Hummus is a combination of mashed chicpea, garbonzo or cece or all three- Ok they all are the same thing just called different depending on the country of origin for the recipe- So combine chicpea, tahini(ground sesame seed), lemon & olive oil and whammo hummus! In this episode I put Tribe’, Sabra, and Cedar through the paces with their roasted garlic flavored hummus-
See who wins and who loses!
Here is a little Wiki for you!
Many cuisine-related sources carry forward a folklore which describes hummus as one of the oldest known prepared foods with a long history in the Middle East which stretches back to antiquity, but its historical origins are unknown. The historical enigma is such that the origins of hummus-bi-tahini could be much more recent than is widely believed. One of the earliest verifiable descriptions of hummus comes from 18th-century Damascus and the same source claims it was unknown elsewhere.
Meanwhile some cookbooks repeat the legend that hummus was first prepared in the 12th century by Saladin.

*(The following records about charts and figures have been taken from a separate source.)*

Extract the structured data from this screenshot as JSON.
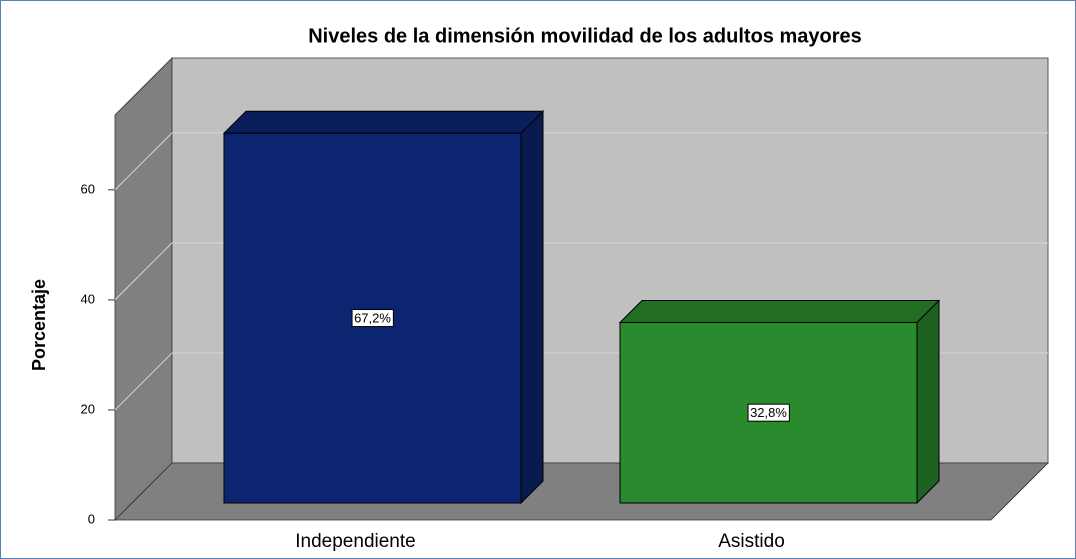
{
  "chart_data": {
    "type": "bar3d",
    "title": "Niveles de la dimensión movilidad de los adultos mayores",
    "y_label": "Porcentaje",
    "categories": [
      "Independiente",
      "Asistido"
    ],
    "values": [
      67.2,
      32.8
    ],
    "value_labels": [
      "67,2%",
      "32,8%"
    ],
    "colors": [
      "#0b2570",
      "#2a8a2e"
    ],
    "ylim": [
      0,
      73.6
    ],
    "yticks": [
      0,
      20,
      40,
      60
    ],
    "grid": true
  }
}
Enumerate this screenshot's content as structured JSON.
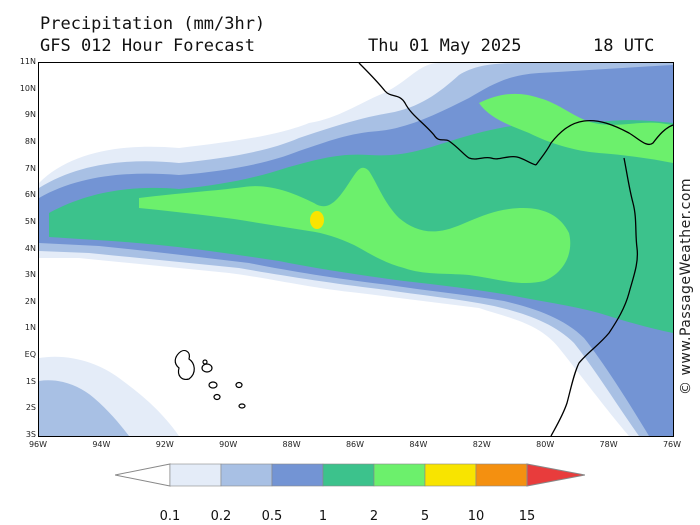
{
  "header": {
    "title": "Precipitation (mm/3hr)",
    "forecast": "GFS 012 Hour Forecast",
    "date": "Thu 01 May 2025",
    "time": "18 UTC"
  },
  "credit": "© www.PassageWeather.com",
  "lat_labels": [
    "11N",
    "10N",
    "9N",
    "8N",
    "7N",
    "6N",
    "5N",
    "4N",
    "3N",
    "2N",
    "1N",
    "EQ",
    "1S",
    "2S",
    "3S"
  ],
  "lon_labels": [
    "96W",
    "94W",
    "92W",
    "90W",
    "88W",
    "86W",
    "84W",
    "82W",
    "80W",
    "78W",
    "76W"
  ],
  "legend": {
    "values": [
      "0.1",
      "0.2",
      "0.5",
      "1",
      "2",
      "5",
      "10",
      "15"
    ],
    "colors": [
      "#ffffff",
      "#e4ecf8",
      "#a8c0e4",
      "#7394d4",
      "#3cc28c",
      "#6cf06c",
      "#f8e400",
      "#f49010",
      "#e83c3c"
    ]
  },
  "palette": {
    "light": "#e4ecf8",
    "pale_blue": "#a8c0e4",
    "blue": "#7394d4",
    "teal": "#3cc28c",
    "green": "#6cf06c",
    "yellow": "#f8e400",
    "coast": "#000000"
  }
}
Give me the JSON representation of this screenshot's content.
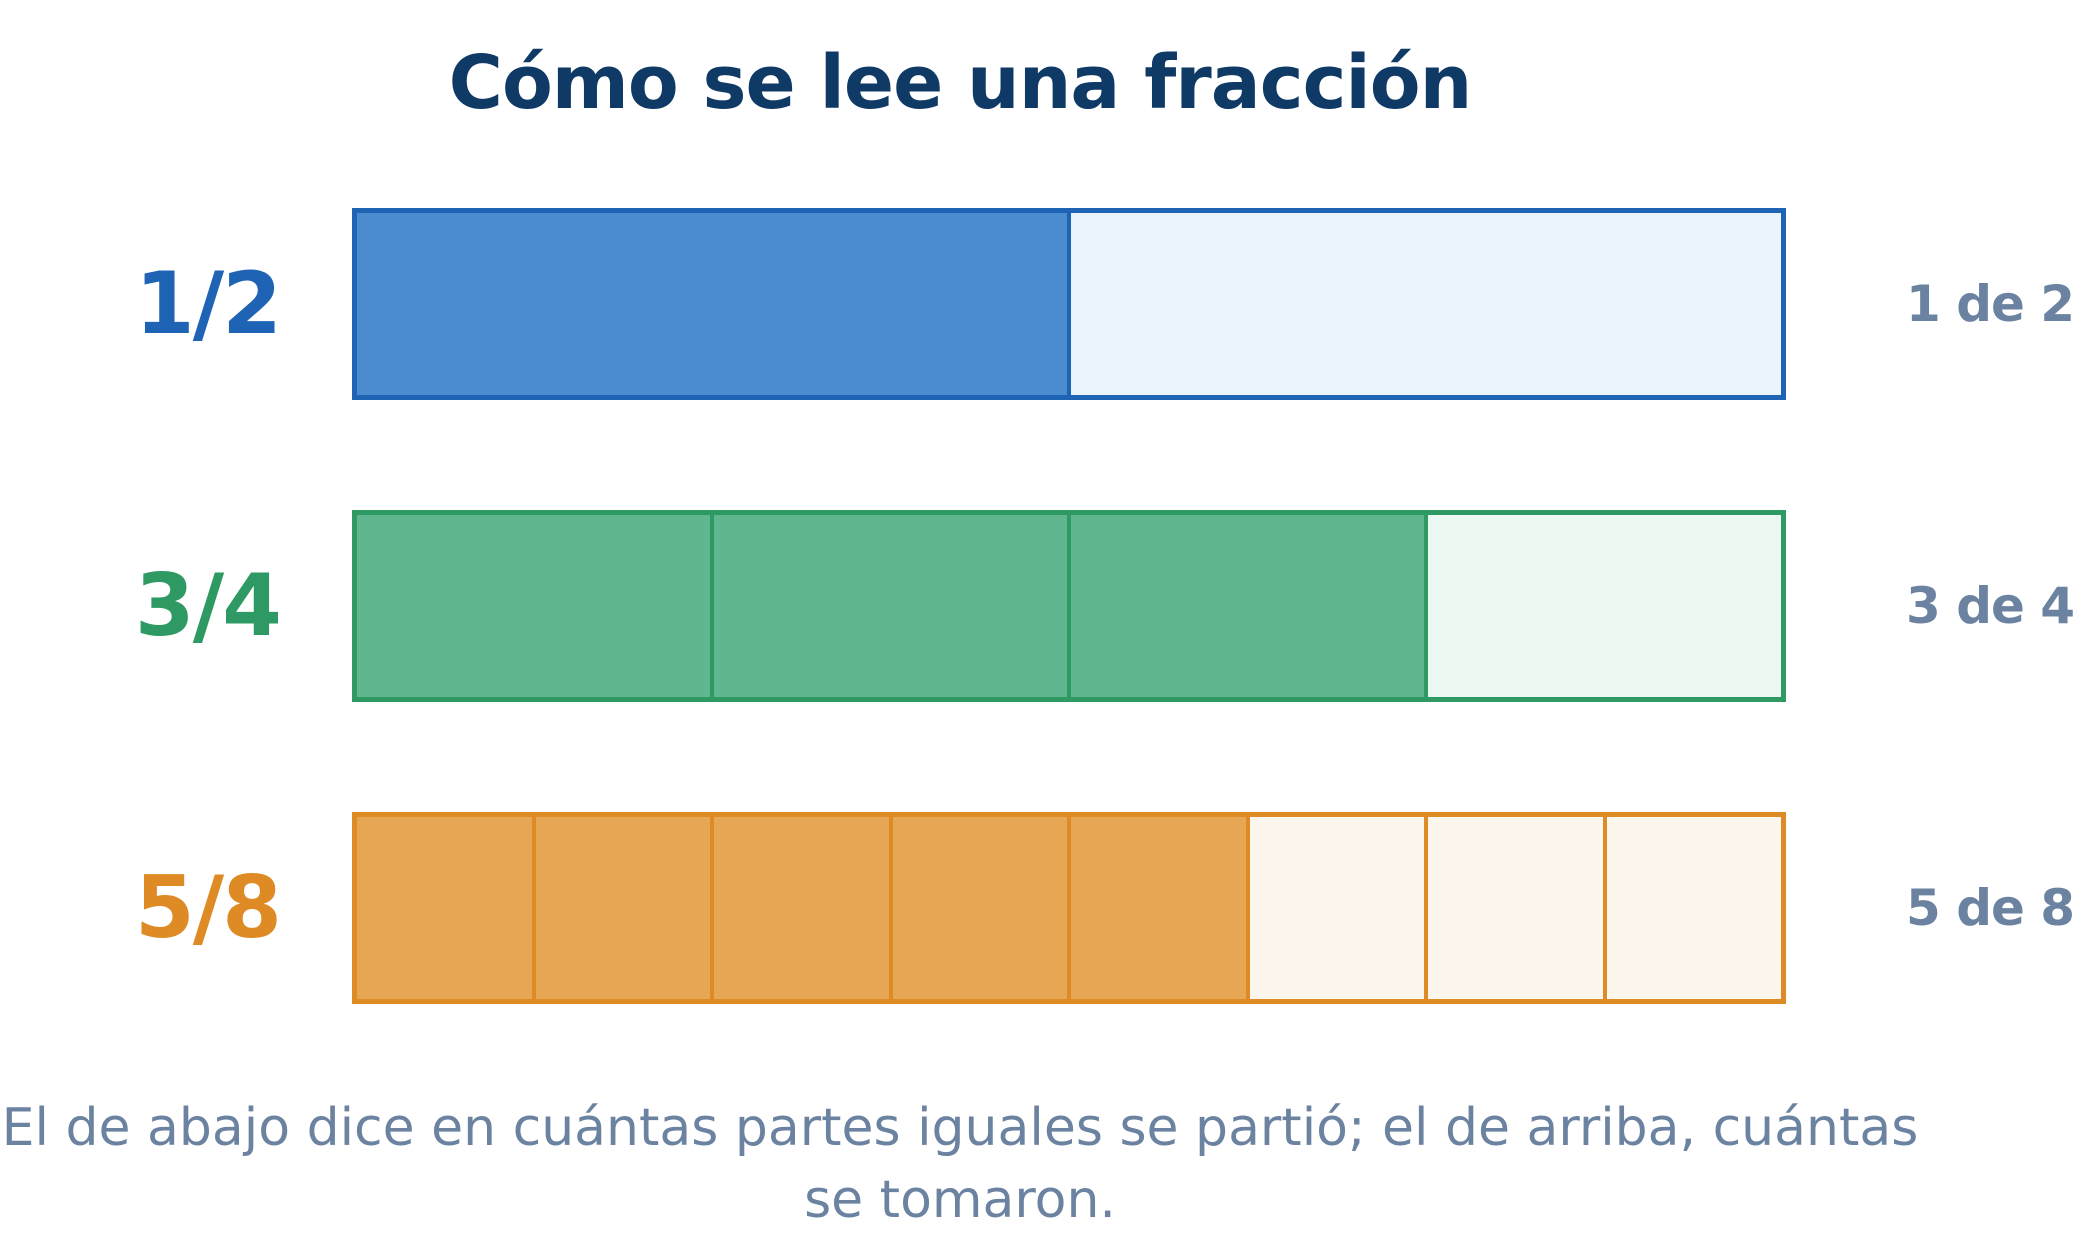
{
  "title": "Cómo se lee una fracción",
  "rows": [
    {
      "fraction": "1/2",
      "numerator": 1,
      "denominator": 2,
      "reading": "1 de 2",
      "color": "#1f63b5",
      "fill": "#4b8bcf",
      "empty": "#ebf3fb"
    },
    {
      "fraction": "3/4",
      "numerator": 3,
      "denominator": 4,
      "reading": "3 de 4",
      "color": "#2e9963",
      "fill": "#60b68f",
      "empty": "#ecf7f1"
    },
    {
      "fraction": "5/8",
      "numerator": 5,
      "denominator": 8,
      "reading": "5 de 8",
      "color": "#df8b25",
      "fill": "#e6a653",
      "empty": "#fdf6ec"
    }
  ],
  "caption": "El de abajo dice en cuántas partes iguales se partió; el de arriba, cuántas se tomaron."
}
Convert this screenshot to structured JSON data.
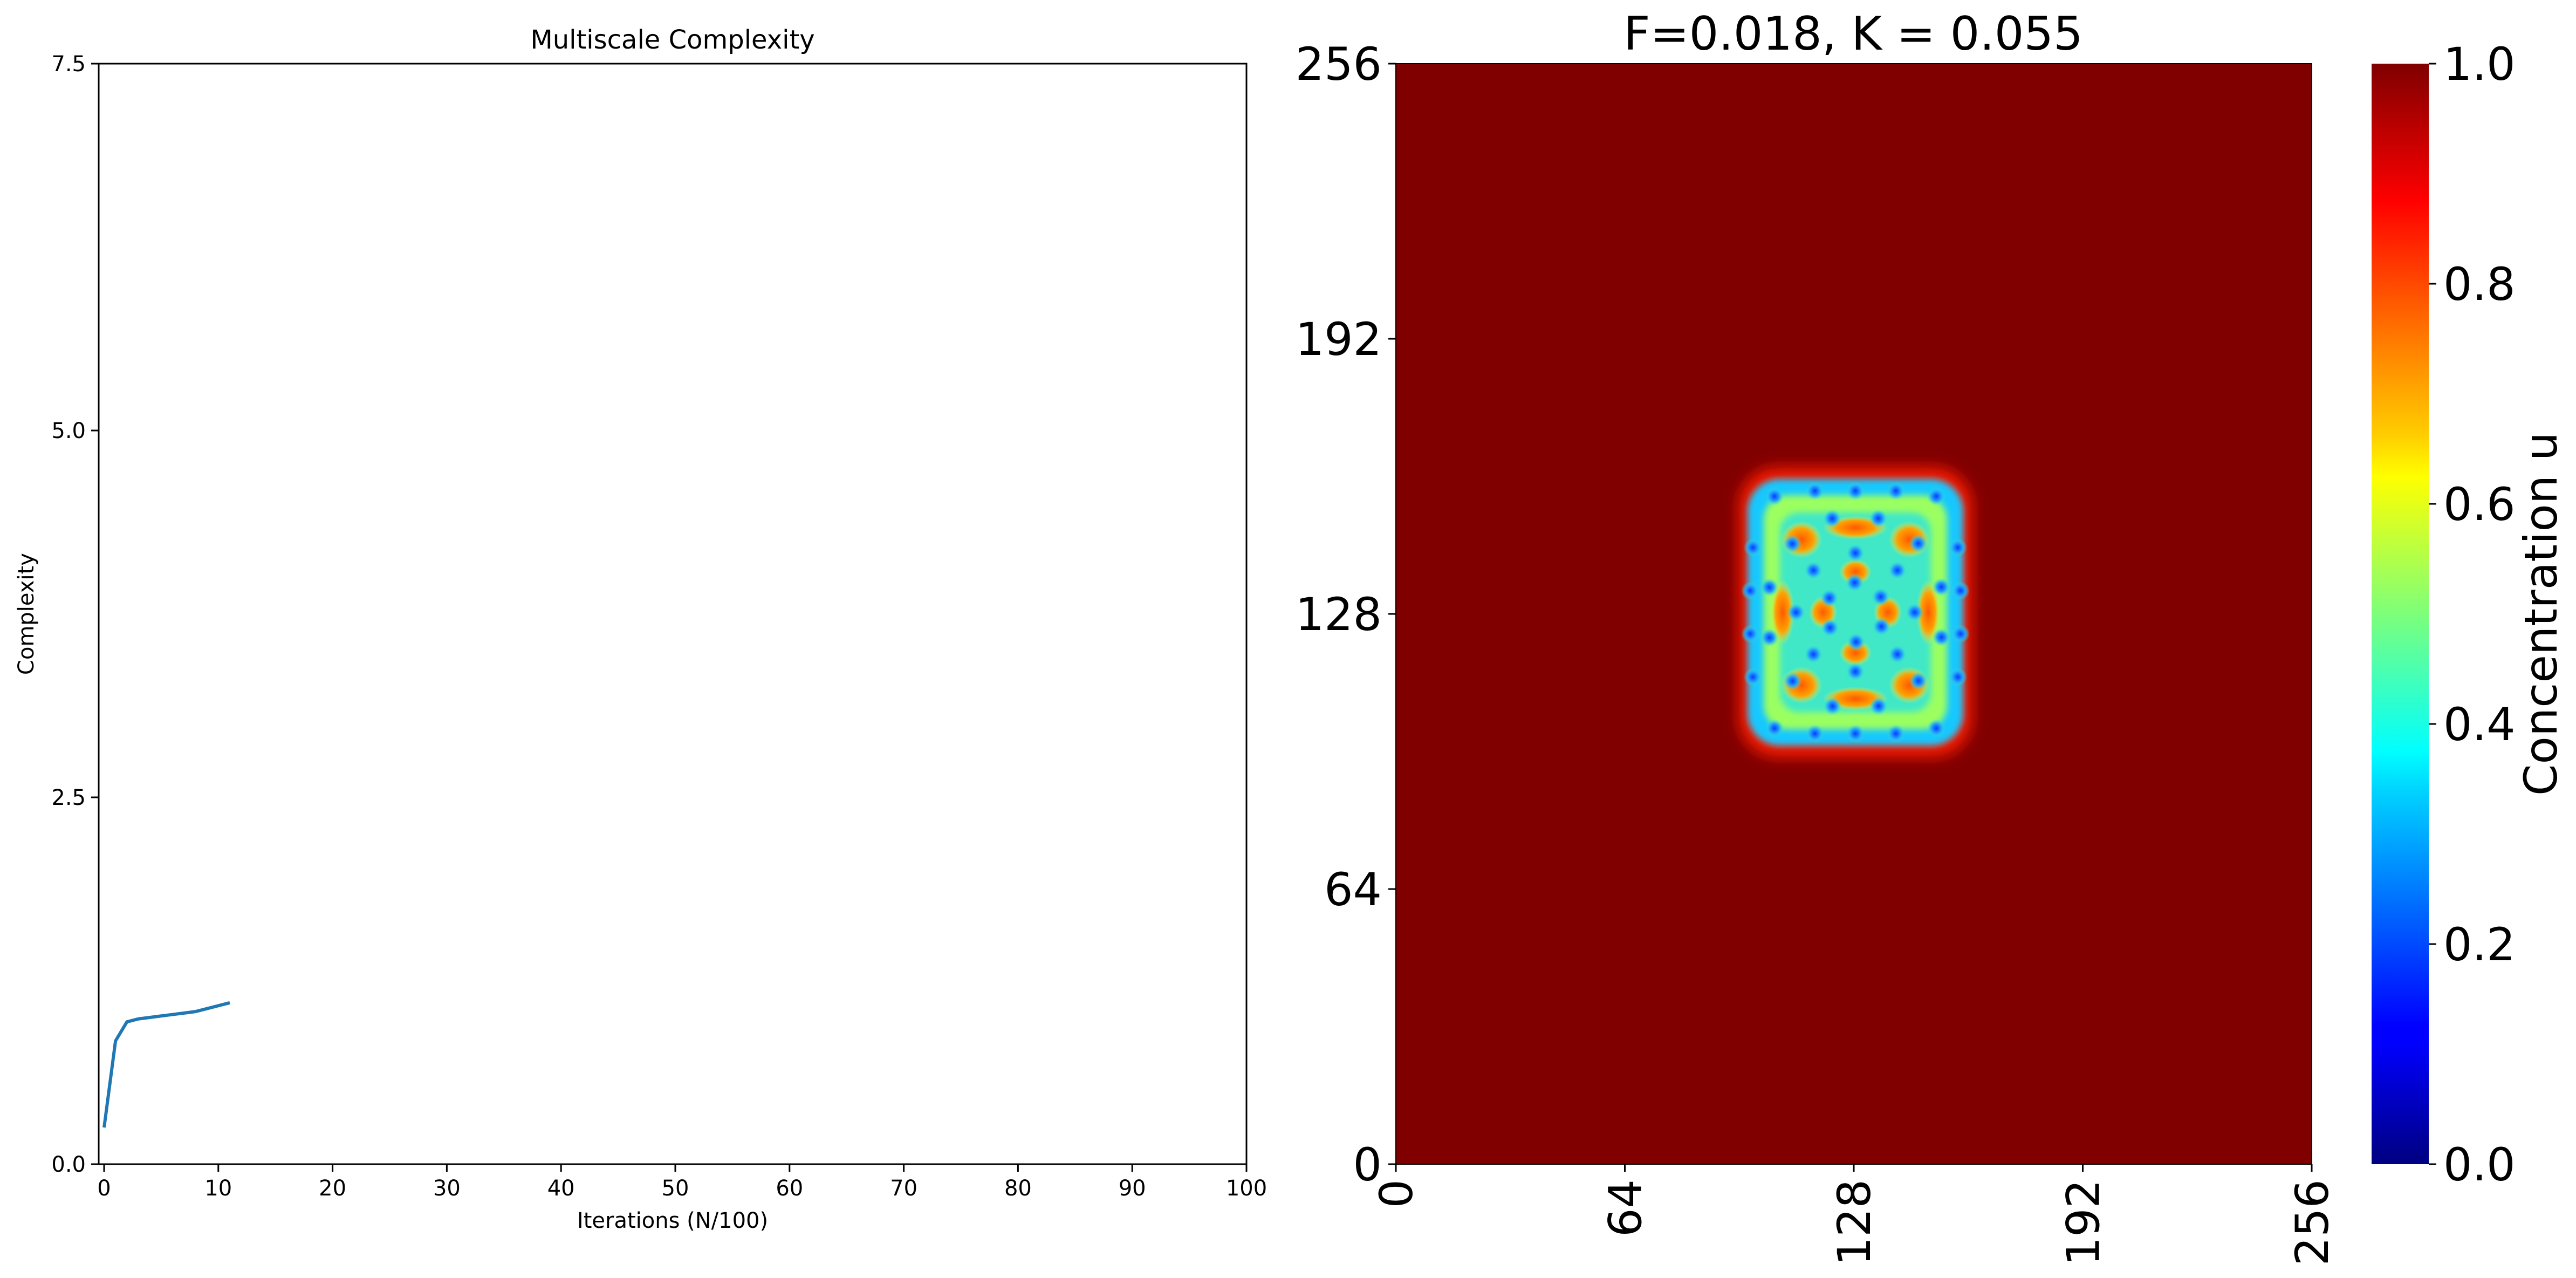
{
  "chart_data": [
    {
      "type": "line",
      "title": "Multiscale Complexity",
      "xlabel": "Iterations (N/100)",
      "ylabel": "Complexity",
      "xlim": [
        0,
        100
      ],
      "ylim": [
        0,
        7.5
      ],
      "xticks": [
        0,
        10,
        20,
        30,
        40,
        50,
        60,
        70,
        80,
        90,
        100
      ],
      "xtick_labels": [
        "0",
        "10",
        "20",
        "30",
        "40",
        "50",
        "60",
        "70",
        "80",
        "90",
        "100"
      ],
      "yticks": [
        0,
        2.5,
        5,
        7.5
      ],
      "ytick_labels": [
        "0.0",
        "2.5",
        "5.0",
        "7.5"
      ],
      "grid": false,
      "series": [
        {
          "name": "complexity",
          "color": "#1f77b4",
          "x": [
            0,
            1,
            2,
            3,
            4,
            5,
            6,
            7,
            8,
            9,
            10,
            11
          ],
          "y": [
            0.25,
            0.84,
            0.97,
            0.99,
            1.0,
            1.01,
            1.02,
            1.03,
            1.04,
            1.06,
            1.08,
            1.1
          ]
        }
      ]
    },
    {
      "type": "heatmap",
      "title": "F=0.018, K = 0.055",
      "xlim": [
        0,
        256
      ],
      "ylim": [
        0,
        256
      ],
      "xticks": [
        0,
        64,
        128,
        192,
        256
      ],
      "xtick_labels": [
        "0",
        "64",
        "128",
        "192",
        "256"
      ],
      "yticks": [
        0,
        64,
        128,
        192,
        256
      ],
      "ytick_labels": [
        "0",
        "64",
        "128",
        "192",
        "256"
      ],
      "background_value": 1.0,
      "pattern": {
        "x_range": [
          97,
          159
        ],
        "y_range": [
          96,
          160
        ],
        "description_values": "Gray-Scott reaction-diffusion spot pattern, concentration u between about 0.2 and 0.9 inside region"
      },
      "colormap": "jet",
      "colorbar": {
        "label": "Concentration u",
        "range": [
          0.0,
          1.0
        ],
        "ticks": [
          0.0,
          0.2,
          0.4,
          0.6,
          0.8,
          1.0
        ],
        "tick_labels": [
          "0.0",
          "0.2",
          "0.4",
          "0.6",
          "0.8",
          "1.0"
        ]
      }
    }
  ]
}
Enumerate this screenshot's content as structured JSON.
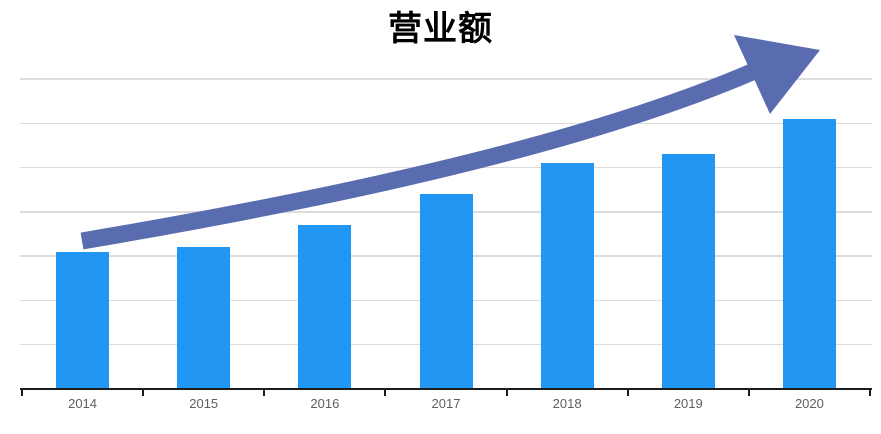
{
  "chart_data": {
    "type": "bar",
    "title": "营业额",
    "categories": [
      "2014",
      "2015",
      "2016",
      "2017",
      "2018",
      "2019",
      "2020"
    ],
    "values": [
      31,
      32,
      37,
      44,
      51,
      53,
      61
    ],
    "values_note": "estimated in gridline units; y-axis has no printed labels",
    "xlabel": "",
    "ylabel": "",
    "ylim": [
      0,
      70
    ],
    "gridline_step": 10,
    "y_axis_labels_shown": false,
    "grid": "horizontal",
    "legend": "none",
    "annotation": "thick curved upward trend arrow from 2014 bar to above 2020 bar",
    "colors": {
      "bar": "#2196F3",
      "arrow": "#5A6CB0",
      "axis": "#1c1c1c",
      "gridline": "#dcdcdc",
      "tick_label": "#5f5f5f",
      "title": "#000000"
    }
  }
}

Sources such as Cooking in Ancient Civilizations by Cathy K. Kaufman carry speculative recipes for an ancient Egyptian hummus, substituting vinegar for lemon juice, but acknowledge we do not know how the Egyptians ate their chick-peas. Similarly, no recipe for hummus has been identified among the many books on cooking surviving from ancient Rome.
Charles Perry, co-author of Medieval Arab Cookery notes that owing to hummus bi tahina being an everyday staple, and because of the lack of Arab recipe books published between the 14th and 20th centuries, no recipes documenting this food’s early ingredients have been found. He says the nearest medieval example recorded in a 13th century Arab cookbook, Kitab Wasf al-Atima al-Mutada is Hummus kasa, which substitutes vinegar for lemon, includes extra herbs and adds walnuts, hazelnuts, almonds and pistachios.